Bob Dylan: biografia, discografia e video del cantautore

Pubblicato il da Cetty

Bob Dylan è una delle personalità più importanti del Novecento. Musicista, cantautore ma anche poeta, scrittore e conduttore radiofonico, con le sue canzoni impegnate è diventato il simbolo di un’intera generazione, quella dei movimenti di protesta americani degli anni Sessanta.

Biografia

Di origini ebraiche, Bob Dylan (vero nome Robert Allen Zimmerman) cresce a Hibbing, nello Stato del Minnesota. Sin dalla giovane età ascolta musica blues, country e rock’n’roll e, durante il liceo, forma diverse band e, sotto il nome di Elston Gunn, si esibisce in alcuni concerti di Bobby Vee ottenendo un discreto successo.

Dopo aver ascoltato un disco della chitarrista folk Odetta Holmes, vende la sua chitarra elettrica con l’amplificatore per acquistare una chitarra acustica e decide di dedicarsi completamente alla musica folk, dai contenuti più profondi e impegnati.

Dopo alcune apparizioni in programmi radiofonici, viene notato da John Hammond, il produttore della Columbia Records, che lo aiuta a pubblicare il suo primo album, Bob Dylan, che non avrà il successo sperato. Il successo inizia ad arrivare nel 1963, con il secondo album The Freewheelin’ Bob Dylan che contiene delle canzoni che vengono considerate di protesta per i suoi contenuti di attualità (ma anche canzoni d’amore) e costruite musicalmente su ballate e temi della tradizione popolare: tra di esse la famosa Blowin’ in the Wind, divenuto un successo internazionale.

In breve tempo Bob Dylan, insieme ad altri musicisti contemporanei, diventa una delle icone della protesta giovanile per i diritti civili, ma presto comprende di esserne diventato prigioniero ed inizia ad allontanarsi da queste organizzazioni.

Dopo il Folk

Nel 1964 registra Another Side of Bob Dylan, un album con cui si riavvicina al rock’n’roll e anche la sua immagine perde quelle connotazioni folk del passato. L’anno successivo si avvicina persino alla musica elettrica ma questa nuova tendenza musicale non pare essere molto apprezzata dai fan. Dal punto di vista qualitativo però, forse questo periodo è quello più artisticamente complesso di Bob, in cui generi e contenuti diversi vengono amalgamati in produzioni artistiche del tutto innovative.

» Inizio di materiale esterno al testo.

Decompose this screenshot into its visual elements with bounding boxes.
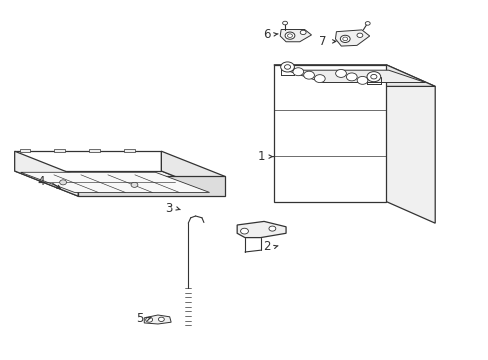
Text: 5: 5	[135, 312, 143, 325]
Polygon shape	[78, 176, 224, 196]
Polygon shape	[89, 149, 100, 152]
Circle shape	[356, 76, 367, 84]
Circle shape	[284, 65, 290, 69]
Circle shape	[285, 32, 294, 39]
FancyArrowPatch shape	[146, 318, 151, 320]
Circle shape	[314, 75, 325, 82]
FancyArrowPatch shape	[273, 246, 278, 248]
Circle shape	[292, 68, 303, 76]
Circle shape	[158, 317, 164, 321]
Text: 3: 3	[164, 202, 172, 215]
Polygon shape	[161, 151, 224, 196]
Text: 7: 7	[318, 35, 326, 48]
Circle shape	[131, 182, 138, 187]
FancyArrowPatch shape	[273, 33, 278, 36]
Text: 2: 2	[262, 240, 270, 253]
Polygon shape	[54, 149, 65, 152]
FancyArrowPatch shape	[268, 155, 273, 158]
Polygon shape	[237, 221, 285, 238]
Circle shape	[365, 22, 369, 25]
Polygon shape	[15, 151, 78, 196]
Polygon shape	[15, 151, 161, 171]
Polygon shape	[273, 65, 434, 86]
Polygon shape	[335, 30, 369, 46]
Polygon shape	[280, 30, 311, 42]
Polygon shape	[285, 70, 425, 82]
Circle shape	[346, 73, 356, 81]
Circle shape	[60, 180, 66, 185]
Polygon shape	[20, 172, 209, 192]
Polygon shape	[20, 149, 30, 152]
Circle shape	[282, 21, 287, 25]
Circle shape	[280, 62, 294, 72]
Text: 1: 1	[257, 150, 265, 163]
Text: 6: 6	[262, 28, 270, 41]
Circle shape	[300, 30, 305, 35]
FancyArrowPatch shape	[53, 183, 60, 189]
Circle shape	[303, 71, 314, 79]
Circle shape	[268, 226, 275, 231]
Polygon shape	[144, 315, 171, 324]
Polygon shape	[124, 149, 135, 152]
Circle shape	[366, 72, 380, 82]
Polygon shape	[15, 171, 224, 196]
Circle shape	[287, 34, 292, 37]
Circle shape	[356, 33, 362, 37]
Circle shape	[335, 69, 346, 77]
Polygon shape	[273, 65, 386, 202]
Polygon shape	[386, 65, 434, 223]
Circle shape	[240, 228, 248, 234]
Circle shape	[342, 37, 347, 41]
FancyArrowPatch shape	[176, 207, 180, 210]
FancyArrowPatch shape	[332, 40, 335, 43]
Circle shape	[370, 75, 376, 79]
Text: 4: 4	[38, 175, 45, 188]
Circle shape	[145, 317, 152, 322]
Circle shape	[340, 35, 349, 42]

Dopo un grave incidente motociclistico Bob Dylan ritorna, con Josh Wesley Harding, a uno stile che, per certi aspetti, sembra avvicinarlo al folk e, nei lavori successivi, al country.

Le produzioni tra gli anni Settanta e Ottanta vengono definite dei critici del tutto altalenanti, che riflettono probabilmente la difficoltà del pubblico di comprendere testi sempre più complessi, a tratti metafisici.

In ogni caso, la produzione musicale di Bob Dylan continua tuttora e questo artista poliedrico, che ha saputo dar voce a un’intera generazione con le sue canzoni e i suoi video, è stato insignito di innumerevoli riconoscimenti musicali e perfino un premio Pulitzer nel 2008.